I live in Tucson, AZ, and this is the kind of rice served in all the Mexican restaurants here. I made it exactly as the recipe stated using white rice. Came out nice and fluffy. I do want to try it with brown rice but for the most authentic restaurant style rice, white rice is the way to go. I will also cut any large carrot chunks next time. I got a huge one and it took away from the rest of the bite.
Nina’s Mexican Rice
From EatingWell: May/June 2010
The key to nutty and flavorful Mexican rice is cooking the rice first in oil until it is nicely golden.
11 Reviews for Nina’s Mexican Rice
I'm new to cooking, and I know this is a silly question, but do you fully cook the rice before you begin the recipe?
Can anyone lend a hand to someone just starting out? I followed the directions of the recipe and the rice was burnt within 3 minutes with the stove on medium heat. Even turned it down. Is it just my stove or did I do something wrong?
This dish is worth a try. cook this dish before your other lunch/dinner sides/main dishes.
I've made this three times now, and each time gets better! I cut the recipe in half for the 2 of us each time.
First time, made according to recipe...was a bit bland, but moist & fluffy.
Second time, I used white rice, increased onion to 1/2 medium onion, kept the garlic at 1 Tbsp. and added 1/4 tsp. Mrs. Dash Southwestern (salt-free) seasoning; moist & fluffy and REALLY flavorful!

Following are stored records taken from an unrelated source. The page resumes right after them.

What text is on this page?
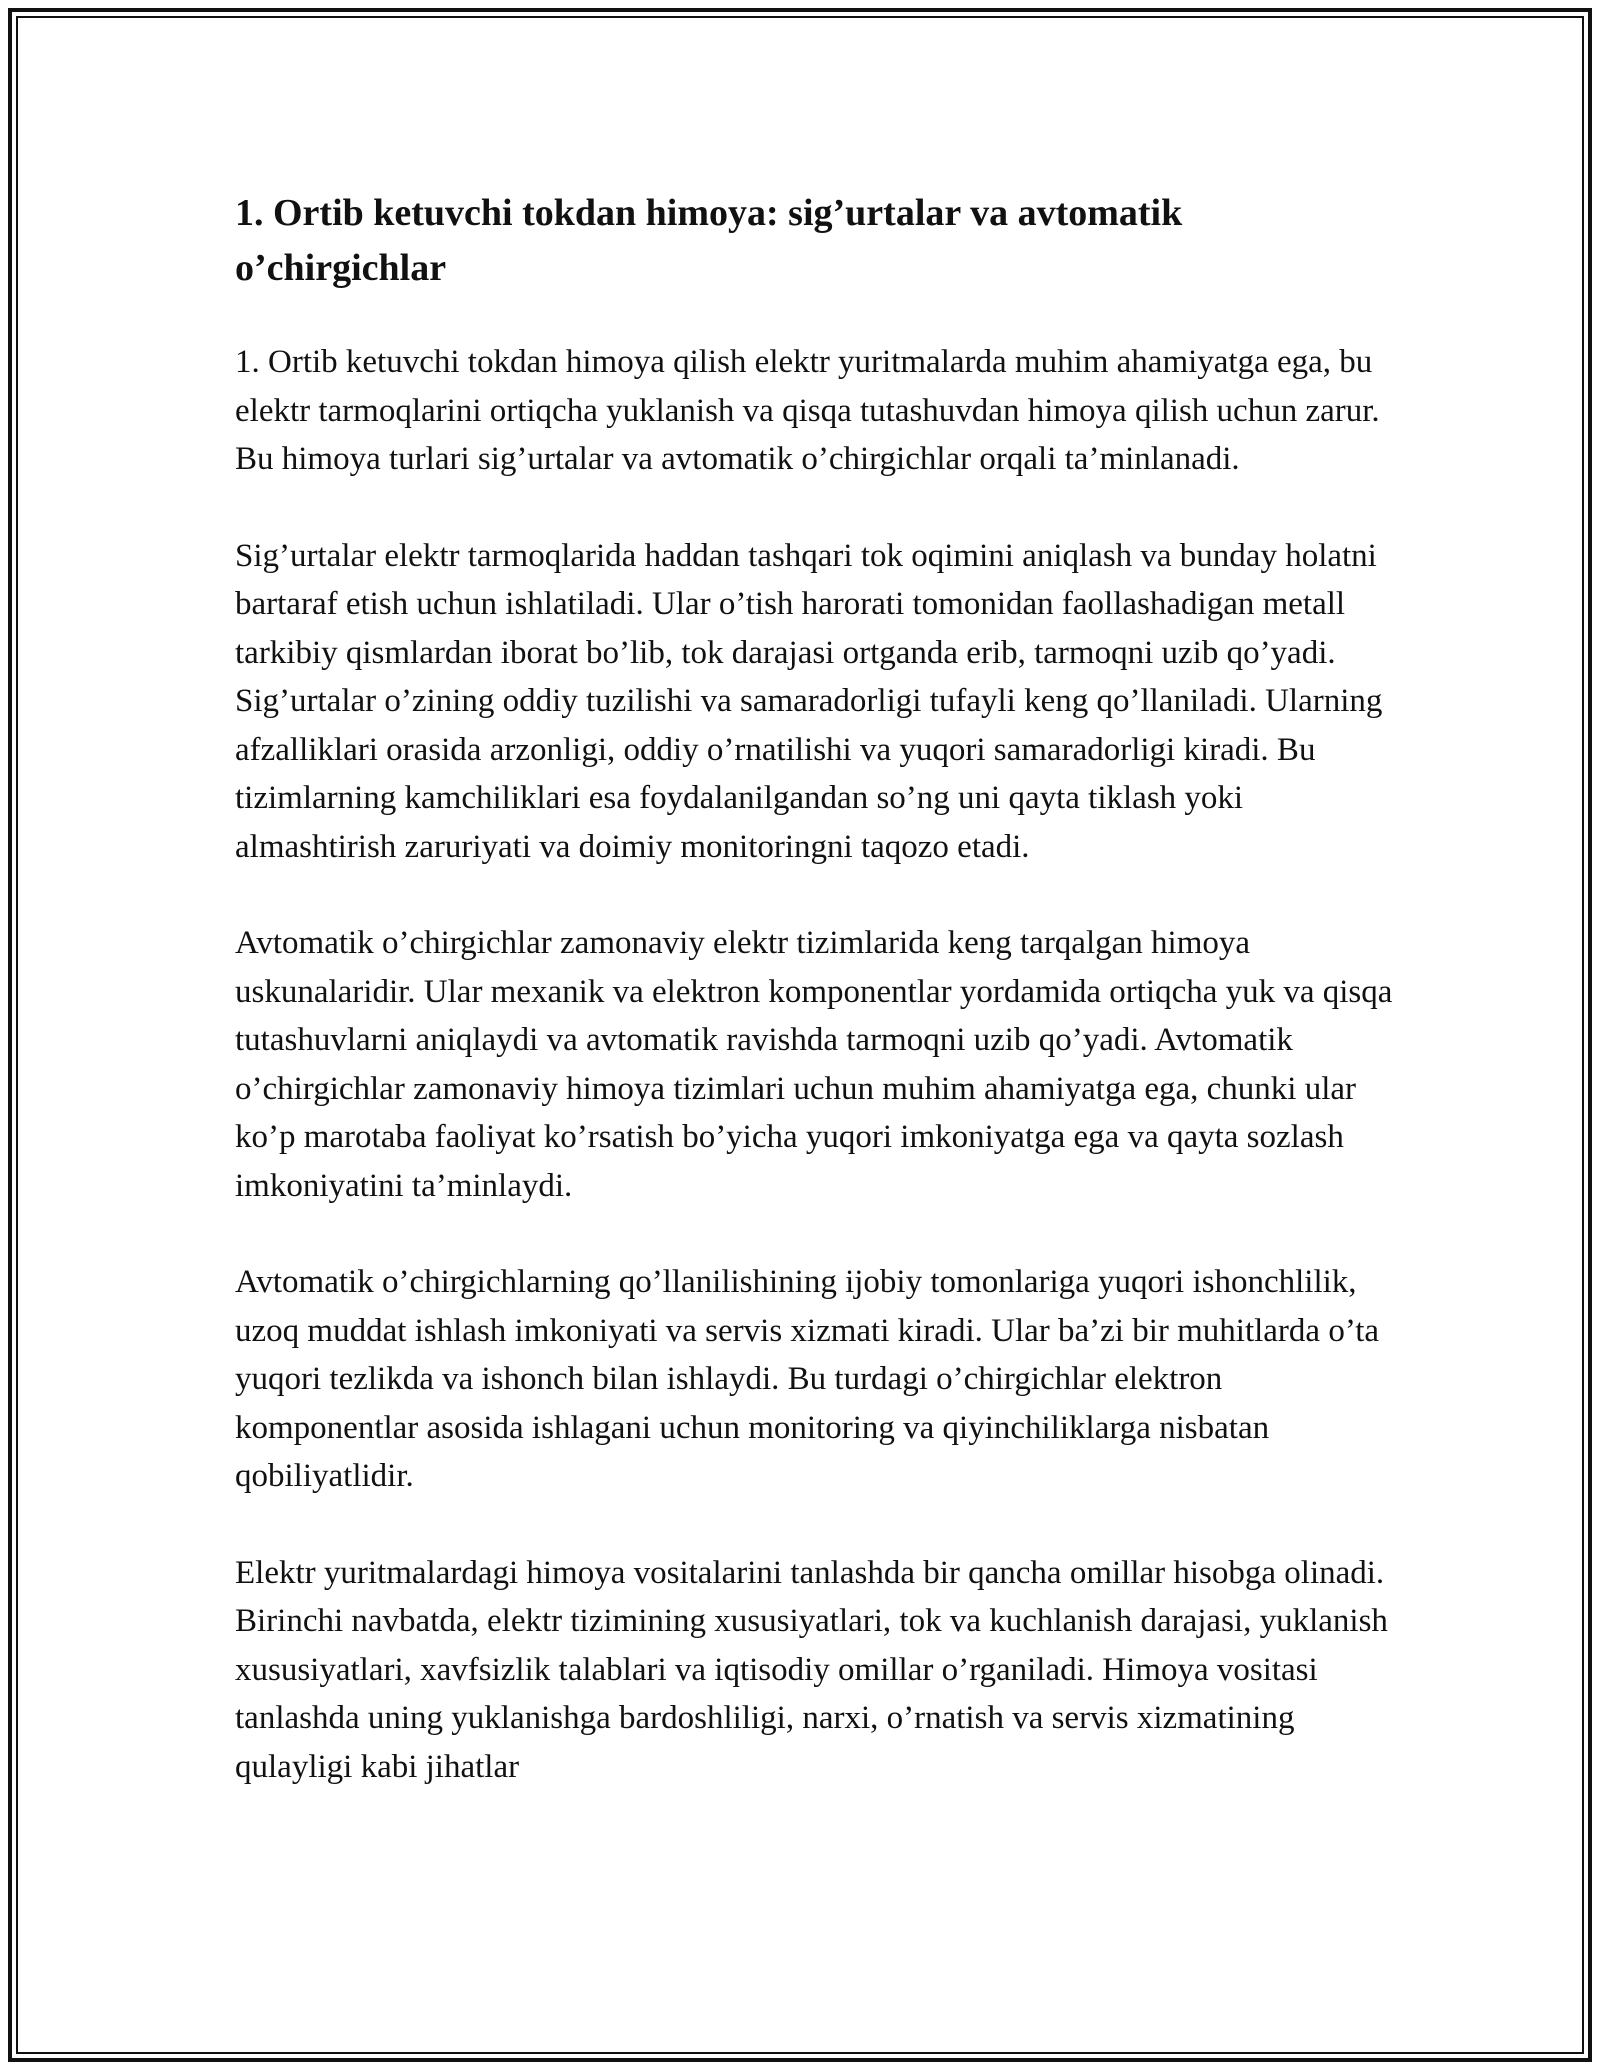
1. Ortib ketuvchi tokdan himoya: sig’urtalar va avtomatik o’chirgichlar

1. Ortib ketuvchi tokdan himoya qilish elektr yuritmalarda muhim ahamiyatga ega, bu elektr tarmoqlarini ortiqcha yuklanish va qisqa tutashuvdan himoya qilish uchun zarur. Bu himoya turlari sig’urtalar va avtomatik o’chirgichlar orqali ta’minlanadi.

Sig’urtalar elektr tarmoqlarida haddan tashqari tok oqimini aniqlash va bunday holatni bartaraf etish uchun ishlatiladi. Ular o’tish harorati tomonidan faollashadigan metall tarkibiy qismlardan iborat bo’lib, tok darajasi ortganda erib, tarmoqni uzib qo’yadi. Sig’urtalar o’zining oddiy tuzilishi va samaradorligi tufayli keng qo’llaniladi. Ularning afzalliklari orasida arzonligi, oddiy o’rnatilishi va yuqori samaradorligi kiradi. Bu tizimlarning kamchiliklari esa foydalanilgandan so’ng uni qayta tiklash yoki almashtirish zaruriyati va doimiy monitoringni taqozo etadi.

Avtomatik o’chirgichlar zamonaviy elektr tizimlarida keng tarqalgan himoya uskunalaridir. Ular mexanik va elektron komponentlar yordamida ortiqcha yuk va qisqa tutashuvlarni aniqlaydi va avtomatik ravishda tarmoqni uzib qo’yadi. Avtomatik o’chirgichlar zamonaviy himoya tizimlari uchun muhim ahamiyatga ega, chunki ular ko’p marotaba faoliyat ko’rsatish bo’yicha yuqori imkoniyatga ega va qayta sozlash imkoniyatini ta’minlaydi.

Avtomatik o’chirgichlarning qo’llanilishining ijobiy tomonlariga yuqori ishonchlilik, uzoq muddat ishlash imkoniyati va servis xizmati kiradi. Ular ba’zi bir muhitlarda o’ta yuqori tezlikda va ishonch bilan ishlaydi. Bu turdagi o’chirgichlar elektron komponentlar asosida ishlagani uchun monitoring va qiyinchiliklarga nisbatan qobiliyatlidir.

Elektr yuritmalardagi himoya vositalarini tanlashda bir qancha omillar hisobga olinadi. Birinchi navbatda, elektr tizimining xususiyatlari, tok va kuchlanish darajasi, yuklanish xususiyatlari, xavfsizlik talablari va iqtisodiy omillar o’rganiladi. Himoya vositasi tanlashda uning yuklanishga bardoshliligi, narxi, o’rnatish va servis xizmatining qulayligi kabi jihatlar
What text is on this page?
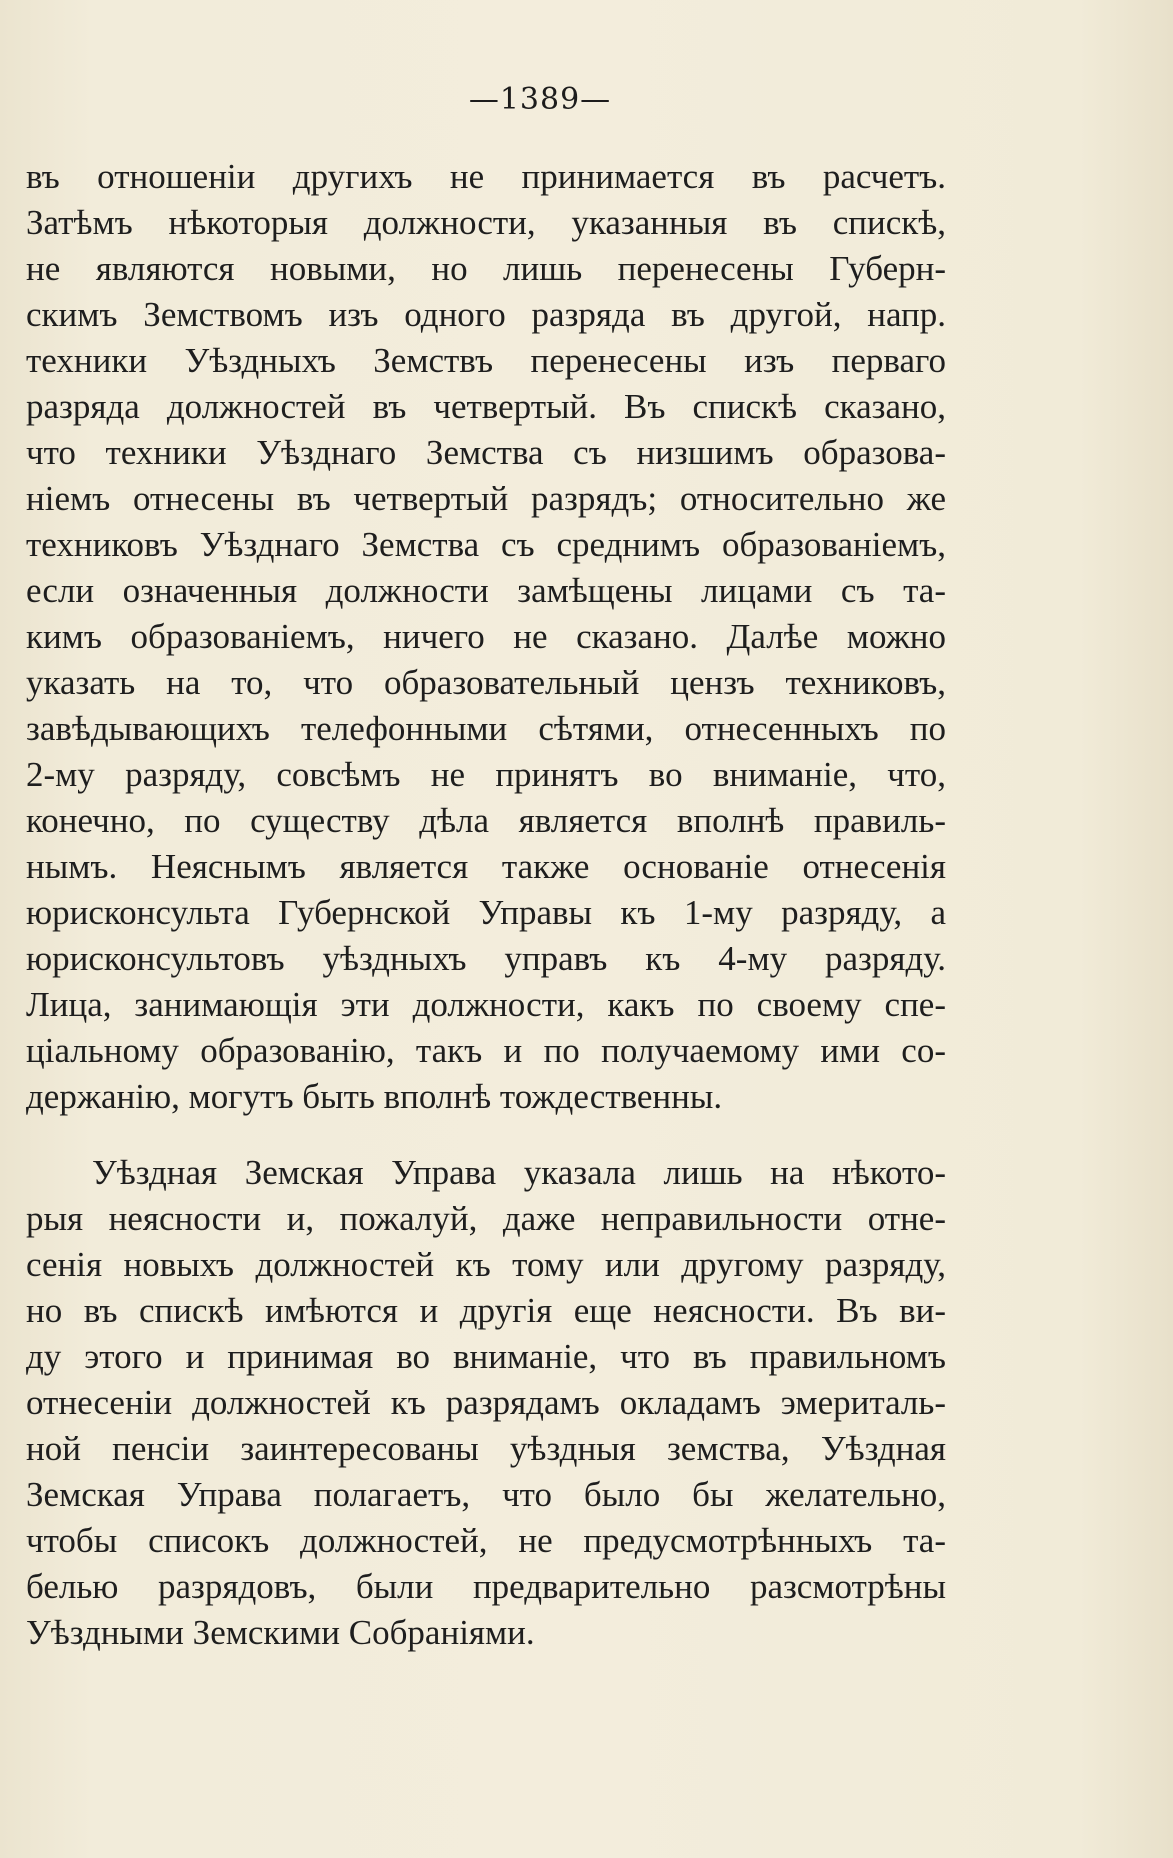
—1389—
въ отношеніи другихъ не принимается въ расчетъ.
Затѣмъ нѣкоторыя должности, указанныя въ спискѣ,
не являются новыми, но лишь перенесены Губерн-
скимъ Земствомъ изъ одного разряда въ другой, напр.
техники Уѣздныхъ Земствъ перенесены изъ перваго
разряда должностей въ четвертый. Въ спискѣ сказано,
что техники Уѣзднаго Земства съ низшимъ образова-
ніемъ отнесены въ четвертый разрядъ; относительно же
техниковъ Уѣзднаго Земства съ среднимъ образованіемъ,
если означенныя должности замѣщены лицами съ та-
кимъ образованіемъ, ничего не сказано. Далѣе можно
указать на то, что образовательный цензъ техниковъ,
завѣдывающихъ телефонными сѣтями, отнесенныхъ по
2-му разряду, совсѣмъ не принятъ во вниманіе, что,
конечно, по существу дѣла является вполнѣ правиль-
нымъ. Неяснымъ является также основаніе отнесенія
юрисконсульта Губернской Управы къ 1-му разряду, а
юрисконсультовъ уѣздныхъ управъ къ 4-му разряду.
Лица, занимающія эти должности, какъ по своему спе-
ціальному образованію, такъ и по получаемому ими со-
держанію, могутъ быть вполнѣ тождественны.
Уѣздная Земская Управа указала лишь на нѣкото-
рыя неясности и, пожалуй, даже неправильности отне-
сенія новыхъ должностей къ тому или другому разряду,
но въ спискѣ имѣются и другія еще неясности. Въ ви-
ду этого и принимая во вниманіе, что въ правильномъ
отнесеніи должностей къ разрядамъ окладамъ эмериталь-
ной пенсіи заинтересованы уѣздныя земства, Уѣздная
Земская Управа полагаетъ, что было бы желательно,
чтобы списокъ должностей, не предусмотрѣнныхъ та-
белью разрядовъ, были предварительно разсмотрѣны
Уѣздными Земскими Собраніями.
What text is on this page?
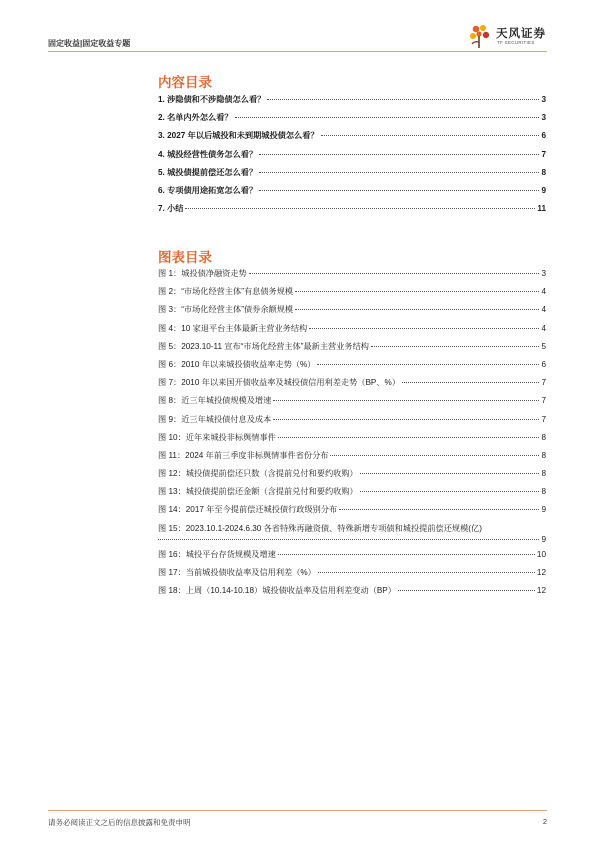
固定收益|固定收益专题
天风证券
TF SECURITIES
内容目录
1. 涉隐债和不涉隐债怎么看？	3
2. 名单内外怎么看？	3
3. 2027 年以后城投和未到期城投债怎么看？	6
4. 城投经营性债务怎么看？	7
5. 城投债提前偿还怎么看？	8
6. 专项债用途拓宽怎么看？	9
7. 小结	11
图表目录
图 1：城投债净融资走势	3
图 2：“市场化经营主体”有息债务规模	4
图 3：“市场化经营主体”债券余额规模	4
图 4：10 家退平台主体最新主营业务结构	4
图 5：2023.10-11 宣布“市场化经营主体”最新主营业务结构	5
图 6：2010 年以来城投债收益率走势（%）	6
图 7：2010 年以来国开债收益率及城投债信用利差走势（BP、%）	7
图 8：近三年城投债规模及增速	7
图 9：近三年城投债付息及成本	7
图 10：近年来城投非标舆情事件	8
图 11：2024 年前三季度非标舆情事件省份分布	8
图 12：城投债提前偿还只数（含提前兑付和要约收购）	8
图 13：城投债提前偿还金额（含提前兑付和要约收购）	8
图 14：2017 年至今提前偿还城投债行政级别分布	9
图 15：2023.10.1-2024.6.30 各省特殊再融资债、特殊新增专项债和城投提前偿还规模(亿)
9
图 16：城投平台存货规模及增速	10
图 17：当前城投债收益率及信用利差（%）	12
图 18：上周（10.14-10.18）城投债收益率及信用利差变动（BP）	12
请务必阅读正文之后的信息披露和免责申明	2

Third time, I kept the onion, garlic & seasoning the same but used brown rice; it took about a cup more of broth and about 20 minutes longer than the recipe specified for brown rice, but it was by far the most delicious in our opinion! Even DH, who is not a brown rice fan, said the brown rice flavor was "just better" than with the white rice. This is an easy, no fuss version of Spanish/Mexican rice which is healthier than the regular version! Yay!!